Kavi Gupta is thrilled to present CAN YOU FEEL IT, a solo show of new work by 2019 MacArthur Genius Grant award winner Jeffrey Gibson (b. 1972, USA).
Gibson’s jubilant and ever-evolving practice blends the aesthetic heritages of Native America, rave culture, and punk rock, breathing new life into the traditions of Modernist Abstraction. In his paintings, sculptures, garments, performances and films, indigenous craftwork and ancient abstract references coalesce to form metaphysical bridges between 20th century art movements like Geometric Abstraction, Neo-Dada and Pop Art, and contemporary fields of inquiry such as Relational Aesthetics, Institutional Critique and Identity Politics.
For CAN YOU FEEL IT, his first solo exhibition at Kavi Gupta, Gibson presents 14 new paintings and sculptures—including the debut of a never-before-shown body of quilted works. Inspired by four years in the mid-1990s when Gibson called Chicago home, the exhibition’s title echoes the classic house jam of the same name by Chicago-born DJ Larry Fine, a.k.a. Mr. Fingers.
Says Gibson, “This was a period when house music was so welcoming and inclusive, and being in Chicago was very optimistic. There was a space carved out for people of different backgrounds coming together and celebrating each other, letting everything go and having a good time. It felt hopeful. That was a big critical experience for me in terms of thinking about how to respond to a challenging larger culture.”

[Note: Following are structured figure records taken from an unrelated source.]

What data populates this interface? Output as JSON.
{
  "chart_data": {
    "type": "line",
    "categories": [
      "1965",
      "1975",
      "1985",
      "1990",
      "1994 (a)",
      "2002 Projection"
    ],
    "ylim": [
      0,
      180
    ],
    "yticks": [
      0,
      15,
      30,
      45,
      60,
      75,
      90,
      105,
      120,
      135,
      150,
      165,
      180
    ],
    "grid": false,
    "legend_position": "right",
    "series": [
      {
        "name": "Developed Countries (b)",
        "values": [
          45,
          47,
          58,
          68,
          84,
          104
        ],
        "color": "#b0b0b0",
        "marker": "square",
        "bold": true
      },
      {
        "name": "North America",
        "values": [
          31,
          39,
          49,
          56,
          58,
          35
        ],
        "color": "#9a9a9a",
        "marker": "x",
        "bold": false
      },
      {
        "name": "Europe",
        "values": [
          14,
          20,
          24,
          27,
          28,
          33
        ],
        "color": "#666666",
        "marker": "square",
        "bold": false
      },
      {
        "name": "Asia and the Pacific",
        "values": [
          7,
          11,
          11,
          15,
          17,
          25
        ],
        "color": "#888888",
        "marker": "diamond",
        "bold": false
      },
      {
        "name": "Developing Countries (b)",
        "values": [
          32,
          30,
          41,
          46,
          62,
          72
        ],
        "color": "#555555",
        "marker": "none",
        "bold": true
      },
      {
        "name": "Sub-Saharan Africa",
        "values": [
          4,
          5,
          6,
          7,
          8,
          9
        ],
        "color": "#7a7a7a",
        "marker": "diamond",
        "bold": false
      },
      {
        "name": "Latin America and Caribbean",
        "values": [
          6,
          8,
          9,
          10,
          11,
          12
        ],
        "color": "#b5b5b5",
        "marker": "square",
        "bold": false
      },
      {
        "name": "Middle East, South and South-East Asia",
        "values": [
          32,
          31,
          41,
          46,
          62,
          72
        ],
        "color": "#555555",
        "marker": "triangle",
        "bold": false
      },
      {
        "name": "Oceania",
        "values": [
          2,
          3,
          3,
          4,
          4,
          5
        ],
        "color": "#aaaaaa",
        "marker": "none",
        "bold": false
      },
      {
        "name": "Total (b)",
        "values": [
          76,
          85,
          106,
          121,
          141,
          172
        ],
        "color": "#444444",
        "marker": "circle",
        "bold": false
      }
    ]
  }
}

Included in CAN YOU FEEL IT are three new works from Gibson’s ongoing Punching Bag series (2013–present). Appropriating iconic Everlast punching bags as sculptural supports, Gibson mobilizes bead work, weaving, tassels, and other material interventions to transform objectified targets for abuse into conceptual symbols of strength and beauty. Above all, Gibson’s Punching Bags sparkle with life. As with many of Gibson’s works, they come embedded with references to music, philosophy and pop culture. Bewitched, Bothered, and Bewildered (2019) takes its title from an American Standard first sung by Vivienne Segal in the 1940 Broadway premiere of Pal Joey (since covered by Ella Fitzgerald, Linda Ronstadt, and Doris Day, among others). All I ever wanted, all I ever needed (2019) reflects the chorus of Enjoy the Silence, the 1990 smash single by British synth-pop band Depeche Mode. Trapped in the dream of the other (2019) quotes French Post-structuralist philosopher Gilles Deleuze (1925 – 1995), who remarked, “If you’re trapped in the dream of the Other, you’re fucked.”
The eight new paintings in CAN YOU FEEL IT similarly bear such culturally percipient titles as, “I’ve never met anyone quite like you before” (from Temptation, by New Order), “To say I love you right out loud” (from Both Sides Now, by Joni Mitchell), and “Before the devil knows you’re dead” (attributed to an Irish saying). In these multi-faceted works, text hovers in a state of tension amid brightly colored, dense optic patterning, drawing dynamic distinctions between figure and ground.